Desempenho consolidado no trimestre
A Embraer entregou 65 aeronaves no 2T26, entre as quatro unidades de negócio, número 48% maior do que as 44 unidades entregues no 1T26 e 7% acima das 61 entregas registradas no 2T25. No primeiro semestre de 2026 (1S26), a companhia somou 109 entregas, cerca de 20% a mais do que as 91 aeronaves entregues no mesmo período de 2025. O volume representa aproximadamente 42% do ponto médio (248 aeronaves) da guidance anual da companhia para as unidades de aviação executiva e comercial combinadas, fixada entre 240 e 255 aeronaves para 2026, ritmo 8 pontos percentuais acima da média histórica de cinco anos para o período, de 34%. A empresa atribui o desempenho ao avanço de suas iniciativas de nivelamento da produção.

Aviação Comercial
Na aviação comercial, a carteira de pedidos somou US$ 15,1 bilhões no 2T26, alta de 15% ante o 2T25. O resultado foi impulsionado por um novo pedido firme da Azorra, de 15 aeronaves E195-E2, que elevou o programa E2 a mais de 500 encomendas firmes, com clientes em todos os continentes.
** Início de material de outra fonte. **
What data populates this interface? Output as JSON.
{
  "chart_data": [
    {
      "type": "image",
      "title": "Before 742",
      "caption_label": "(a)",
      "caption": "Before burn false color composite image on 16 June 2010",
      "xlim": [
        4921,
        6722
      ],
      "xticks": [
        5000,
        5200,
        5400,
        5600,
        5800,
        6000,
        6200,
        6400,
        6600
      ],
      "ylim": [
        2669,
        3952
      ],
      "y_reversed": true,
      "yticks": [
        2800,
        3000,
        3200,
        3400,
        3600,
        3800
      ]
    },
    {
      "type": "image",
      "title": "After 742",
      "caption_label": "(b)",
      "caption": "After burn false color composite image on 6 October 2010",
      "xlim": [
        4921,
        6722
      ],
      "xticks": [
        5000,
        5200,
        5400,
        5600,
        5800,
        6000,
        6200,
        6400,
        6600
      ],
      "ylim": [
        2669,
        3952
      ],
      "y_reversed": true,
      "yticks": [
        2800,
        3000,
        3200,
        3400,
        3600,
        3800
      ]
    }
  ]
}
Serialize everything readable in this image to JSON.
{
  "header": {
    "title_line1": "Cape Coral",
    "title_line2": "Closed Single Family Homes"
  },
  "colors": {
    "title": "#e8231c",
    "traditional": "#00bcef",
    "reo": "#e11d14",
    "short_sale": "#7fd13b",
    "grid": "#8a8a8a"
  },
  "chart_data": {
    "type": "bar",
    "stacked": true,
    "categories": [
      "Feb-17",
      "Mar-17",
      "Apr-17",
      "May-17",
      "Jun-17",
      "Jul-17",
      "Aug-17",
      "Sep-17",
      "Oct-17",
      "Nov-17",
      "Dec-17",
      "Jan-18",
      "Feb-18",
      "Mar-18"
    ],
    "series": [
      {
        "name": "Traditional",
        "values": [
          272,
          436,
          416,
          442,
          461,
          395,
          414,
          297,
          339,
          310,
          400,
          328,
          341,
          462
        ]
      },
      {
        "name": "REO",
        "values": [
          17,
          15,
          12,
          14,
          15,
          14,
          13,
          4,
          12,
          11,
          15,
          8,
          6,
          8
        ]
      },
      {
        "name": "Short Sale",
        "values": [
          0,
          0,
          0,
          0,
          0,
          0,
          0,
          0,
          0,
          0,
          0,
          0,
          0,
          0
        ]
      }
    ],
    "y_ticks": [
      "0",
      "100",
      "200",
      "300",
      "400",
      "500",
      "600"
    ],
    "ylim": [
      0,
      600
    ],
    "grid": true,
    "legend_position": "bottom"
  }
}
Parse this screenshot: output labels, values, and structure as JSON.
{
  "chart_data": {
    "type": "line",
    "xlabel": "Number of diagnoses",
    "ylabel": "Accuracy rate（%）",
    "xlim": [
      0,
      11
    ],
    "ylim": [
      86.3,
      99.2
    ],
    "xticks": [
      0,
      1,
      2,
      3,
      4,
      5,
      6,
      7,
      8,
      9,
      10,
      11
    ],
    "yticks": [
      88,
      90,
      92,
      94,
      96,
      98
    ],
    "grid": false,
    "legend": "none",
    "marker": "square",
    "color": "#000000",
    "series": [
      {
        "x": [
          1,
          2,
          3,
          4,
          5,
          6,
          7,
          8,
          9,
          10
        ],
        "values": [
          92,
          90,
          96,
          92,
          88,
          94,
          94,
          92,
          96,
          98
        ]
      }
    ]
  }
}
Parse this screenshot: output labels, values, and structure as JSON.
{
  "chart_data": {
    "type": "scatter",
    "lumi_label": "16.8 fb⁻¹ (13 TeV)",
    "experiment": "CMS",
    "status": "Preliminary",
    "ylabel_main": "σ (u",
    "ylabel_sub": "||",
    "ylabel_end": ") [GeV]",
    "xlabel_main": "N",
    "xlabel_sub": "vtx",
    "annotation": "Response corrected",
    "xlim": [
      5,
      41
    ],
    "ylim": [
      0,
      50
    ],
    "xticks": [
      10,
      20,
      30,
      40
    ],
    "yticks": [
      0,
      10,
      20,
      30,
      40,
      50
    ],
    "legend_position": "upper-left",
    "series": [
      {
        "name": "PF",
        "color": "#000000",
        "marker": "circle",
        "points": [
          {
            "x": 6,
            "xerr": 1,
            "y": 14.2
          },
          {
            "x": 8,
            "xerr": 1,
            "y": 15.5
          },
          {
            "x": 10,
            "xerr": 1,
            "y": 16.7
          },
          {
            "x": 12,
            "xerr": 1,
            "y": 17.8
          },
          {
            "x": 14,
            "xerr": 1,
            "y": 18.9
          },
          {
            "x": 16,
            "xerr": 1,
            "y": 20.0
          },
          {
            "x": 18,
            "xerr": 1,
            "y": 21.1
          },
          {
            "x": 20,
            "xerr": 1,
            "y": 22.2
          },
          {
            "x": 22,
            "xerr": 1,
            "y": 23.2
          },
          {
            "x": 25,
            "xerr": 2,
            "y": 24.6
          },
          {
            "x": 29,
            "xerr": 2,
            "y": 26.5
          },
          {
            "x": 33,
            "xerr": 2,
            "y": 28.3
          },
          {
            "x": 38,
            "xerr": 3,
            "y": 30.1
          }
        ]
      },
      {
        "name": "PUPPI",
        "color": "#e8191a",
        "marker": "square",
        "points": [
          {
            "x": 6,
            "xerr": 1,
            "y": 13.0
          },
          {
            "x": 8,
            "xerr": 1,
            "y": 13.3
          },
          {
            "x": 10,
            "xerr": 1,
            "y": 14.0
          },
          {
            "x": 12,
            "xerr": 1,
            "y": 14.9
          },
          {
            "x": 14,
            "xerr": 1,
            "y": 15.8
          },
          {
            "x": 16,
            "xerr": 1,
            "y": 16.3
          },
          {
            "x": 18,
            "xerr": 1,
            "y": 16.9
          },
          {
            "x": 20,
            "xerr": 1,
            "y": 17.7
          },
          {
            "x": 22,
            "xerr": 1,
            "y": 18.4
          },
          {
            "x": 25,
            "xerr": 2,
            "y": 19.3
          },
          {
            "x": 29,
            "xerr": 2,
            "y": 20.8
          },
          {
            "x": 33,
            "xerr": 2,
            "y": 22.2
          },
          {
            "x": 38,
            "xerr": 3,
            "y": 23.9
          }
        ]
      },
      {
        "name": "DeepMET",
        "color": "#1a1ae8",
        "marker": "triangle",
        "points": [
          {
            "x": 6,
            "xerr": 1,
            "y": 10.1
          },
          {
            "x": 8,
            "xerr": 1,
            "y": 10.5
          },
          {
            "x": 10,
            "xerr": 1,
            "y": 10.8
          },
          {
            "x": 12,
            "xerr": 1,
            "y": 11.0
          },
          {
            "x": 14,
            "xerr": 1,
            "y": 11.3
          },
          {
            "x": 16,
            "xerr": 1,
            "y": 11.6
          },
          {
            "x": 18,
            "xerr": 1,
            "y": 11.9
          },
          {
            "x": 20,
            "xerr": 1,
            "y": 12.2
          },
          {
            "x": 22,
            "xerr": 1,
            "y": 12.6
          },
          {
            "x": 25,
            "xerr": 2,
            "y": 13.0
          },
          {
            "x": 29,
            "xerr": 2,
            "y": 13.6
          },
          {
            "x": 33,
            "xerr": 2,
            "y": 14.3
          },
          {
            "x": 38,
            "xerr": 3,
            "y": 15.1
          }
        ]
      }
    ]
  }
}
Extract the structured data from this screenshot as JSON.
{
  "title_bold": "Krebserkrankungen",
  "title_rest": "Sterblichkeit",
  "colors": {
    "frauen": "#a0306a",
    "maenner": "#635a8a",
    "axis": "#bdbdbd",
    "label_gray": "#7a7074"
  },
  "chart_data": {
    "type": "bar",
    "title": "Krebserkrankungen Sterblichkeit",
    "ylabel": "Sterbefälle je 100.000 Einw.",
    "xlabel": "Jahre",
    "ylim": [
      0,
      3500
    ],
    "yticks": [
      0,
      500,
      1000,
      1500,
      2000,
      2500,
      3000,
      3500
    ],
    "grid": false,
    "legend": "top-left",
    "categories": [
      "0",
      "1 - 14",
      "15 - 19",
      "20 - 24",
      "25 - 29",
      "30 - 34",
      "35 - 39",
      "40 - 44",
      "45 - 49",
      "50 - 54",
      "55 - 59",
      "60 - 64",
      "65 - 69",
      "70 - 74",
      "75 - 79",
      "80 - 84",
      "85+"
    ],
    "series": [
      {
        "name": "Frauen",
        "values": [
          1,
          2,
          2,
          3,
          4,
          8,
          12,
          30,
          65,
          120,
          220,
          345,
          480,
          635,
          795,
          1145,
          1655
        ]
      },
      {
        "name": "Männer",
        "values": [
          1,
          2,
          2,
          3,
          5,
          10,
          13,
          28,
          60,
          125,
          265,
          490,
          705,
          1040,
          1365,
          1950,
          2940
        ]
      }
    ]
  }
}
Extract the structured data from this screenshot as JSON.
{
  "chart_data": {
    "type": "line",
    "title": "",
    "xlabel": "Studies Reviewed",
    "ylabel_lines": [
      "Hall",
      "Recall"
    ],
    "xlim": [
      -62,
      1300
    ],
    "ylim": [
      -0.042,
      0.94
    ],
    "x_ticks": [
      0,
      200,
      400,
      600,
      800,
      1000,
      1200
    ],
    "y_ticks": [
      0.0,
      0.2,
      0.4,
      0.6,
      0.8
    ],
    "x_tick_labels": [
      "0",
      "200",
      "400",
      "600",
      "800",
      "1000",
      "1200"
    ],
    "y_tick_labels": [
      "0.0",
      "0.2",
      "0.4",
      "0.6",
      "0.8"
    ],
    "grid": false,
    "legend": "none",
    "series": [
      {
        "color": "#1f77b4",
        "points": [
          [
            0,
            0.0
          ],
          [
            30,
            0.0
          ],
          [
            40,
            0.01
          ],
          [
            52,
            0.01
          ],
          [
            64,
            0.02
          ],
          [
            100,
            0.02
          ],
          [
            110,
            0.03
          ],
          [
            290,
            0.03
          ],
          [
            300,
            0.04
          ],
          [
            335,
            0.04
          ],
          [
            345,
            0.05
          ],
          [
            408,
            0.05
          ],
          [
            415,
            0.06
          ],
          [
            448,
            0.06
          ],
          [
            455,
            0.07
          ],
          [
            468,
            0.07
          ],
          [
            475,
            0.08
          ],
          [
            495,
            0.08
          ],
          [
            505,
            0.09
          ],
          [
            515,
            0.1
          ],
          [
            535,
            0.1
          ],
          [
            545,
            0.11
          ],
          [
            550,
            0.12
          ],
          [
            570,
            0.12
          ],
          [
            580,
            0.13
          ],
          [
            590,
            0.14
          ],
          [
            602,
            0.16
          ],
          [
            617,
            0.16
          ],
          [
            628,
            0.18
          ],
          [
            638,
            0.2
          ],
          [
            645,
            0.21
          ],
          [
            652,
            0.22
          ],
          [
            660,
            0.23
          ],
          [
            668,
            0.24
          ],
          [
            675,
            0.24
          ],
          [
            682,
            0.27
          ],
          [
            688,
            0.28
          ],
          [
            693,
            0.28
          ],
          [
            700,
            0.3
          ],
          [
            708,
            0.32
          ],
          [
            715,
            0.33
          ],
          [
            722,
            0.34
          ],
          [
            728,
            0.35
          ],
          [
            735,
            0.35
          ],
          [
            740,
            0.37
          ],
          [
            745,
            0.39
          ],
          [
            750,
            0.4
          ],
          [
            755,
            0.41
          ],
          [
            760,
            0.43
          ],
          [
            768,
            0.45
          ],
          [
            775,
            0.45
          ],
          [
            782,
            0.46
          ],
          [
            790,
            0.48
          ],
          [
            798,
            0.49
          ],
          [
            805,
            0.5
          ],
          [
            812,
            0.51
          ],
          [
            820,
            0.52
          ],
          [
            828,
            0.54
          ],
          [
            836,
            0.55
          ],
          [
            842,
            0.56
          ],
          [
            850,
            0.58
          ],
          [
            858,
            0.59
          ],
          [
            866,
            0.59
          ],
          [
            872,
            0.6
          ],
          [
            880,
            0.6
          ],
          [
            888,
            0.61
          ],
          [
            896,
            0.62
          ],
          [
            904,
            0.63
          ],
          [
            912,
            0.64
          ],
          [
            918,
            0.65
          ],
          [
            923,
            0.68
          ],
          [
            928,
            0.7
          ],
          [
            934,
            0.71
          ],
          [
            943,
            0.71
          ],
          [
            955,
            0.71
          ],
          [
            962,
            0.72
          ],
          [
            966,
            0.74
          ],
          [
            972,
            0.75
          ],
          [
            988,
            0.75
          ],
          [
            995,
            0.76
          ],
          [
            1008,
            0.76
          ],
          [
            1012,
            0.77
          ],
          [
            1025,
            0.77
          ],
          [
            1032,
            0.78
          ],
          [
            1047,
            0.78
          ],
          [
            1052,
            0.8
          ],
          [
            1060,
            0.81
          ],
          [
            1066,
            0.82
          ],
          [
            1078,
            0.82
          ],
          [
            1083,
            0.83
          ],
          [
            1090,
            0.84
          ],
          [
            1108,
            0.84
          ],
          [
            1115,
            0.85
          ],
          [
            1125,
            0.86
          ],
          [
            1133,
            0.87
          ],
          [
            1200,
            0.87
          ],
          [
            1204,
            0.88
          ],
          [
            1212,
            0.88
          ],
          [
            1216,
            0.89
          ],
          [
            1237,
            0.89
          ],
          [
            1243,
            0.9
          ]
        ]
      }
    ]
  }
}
Durante o Farnborough Airshow, a Embraer revelou que a Fuji Dream Airlines era uma das clientes até então não identificadas por trás de pedidos de E175 já incluídos na carteira, referentes a uma encomenda firme de duas aeronaves feita em 2025.

A unidade de negócio entregou 20 aeronaves no trimestre, uma a mais do que no 2T25, o equivalente a cerca de 24% do ponto médio (83 aeronaves) da guidance anual da divisão, fixada entre 80 e 85 aeronaves para 2026. Com isso, a aviação comercial encerrou o período com uma relação de book-to-bill de 1,8 vez nos últimos 12 meses.

Aviação Executiva
A carteira de pedidos da aviação executiva avançou para US$ 7,8 bilhões no 2T26, 5% acima do nível do 2T25. A perspectiva da unidade foi reforçada pela certificação tripla dos novos modelos Praetor 600E e Praetor 500E, obtida no trimestre junto à Agência Nacional de Aviação Civil (Anac), à Administração Federal de Aviação (FAA) dos Estados Unidos e à Agência Europeia para a Segurança da Aviação (Easa). Lançadas em fevereiro de 2026, as duas aeronaves têm lançamento comercial previsto ainda para este ano.

A divisão entregou 45 aeronaves no trimestre, alta de 18% sobre as 38 unidades do 2T25, sendo 24 no segmento de jatos pequenos e 21 no de médios. O volume representou cerca de 27% do ponto médio (165 aeronaves) da guidance anual da unidade, entre 160 e 170 aeronaves em 2026, 4 pontos percentuais acima da média histórica de cinco anos para o segundo trimestre, de 23%. A aviação executiva encerrou o período com relação de book-to-bill de 1,1 vez nos últimos 12 meses.

Defesa e Segurança
Em defesa e segurança, a carteira de pedidos atingiu US$ 6,1 bilhões no 2T26, alta de 42% ante o 2T25, impulsionada por um acordo inédito com a Força Aérea dos Emirados Árabes Unidos para o C-390 Millennium. O contrato prevê 10 aeronaves firmes e 10 opções de compra, a maior encomenda internacional já feita por um único país para o C-390 e marco de entrada da aeronave no mercado do Oriente Médio. Não houve entregas na unidade durante o trimestre. Com isso, defesa e segurança encerrou o período com relação de book-to-bill de 2,6 vezes nos últimos 12 meses.

A Embraer soma atualmente 42 pedidos firmes do transporte militar KC-390 Millennium e 27 do avião de ataque leve A-29 Super Tucano. As escolhas do KC-390 pela Eslováquia (3 unidades) e pela Lituânia (3 unidades) ainda não constam da carteira, por não terem contrato em vigor ou por seguirem em discussão.

Serviços e Suporte
A carteira de serviços e suporte também atingiu patamar recorde no 2T26, de US$ 5,5 bilhões, 12% acima do 2T25. No período, a unidade fechou um contrato de suporte de longo prazo com a Jazz Aviation para adesão ao programa Embraer Collaborative Inventory Planning (ECIP), tornando a companhia canadense, operadora de uma frota de 25 jatos E175, a primeira cliente do programa no Canadá. A Embraer também assinou novo contrato de suporte para a frota de KC-390 Millennium da Força Aérea Brasileira (FAB), cobrindo tanto as aeronaves já em operação quanto as entregas futuras. A unidade encerrou o trimestre com relação de book-to-bill de 1,3 vez nos últimos 12 meses.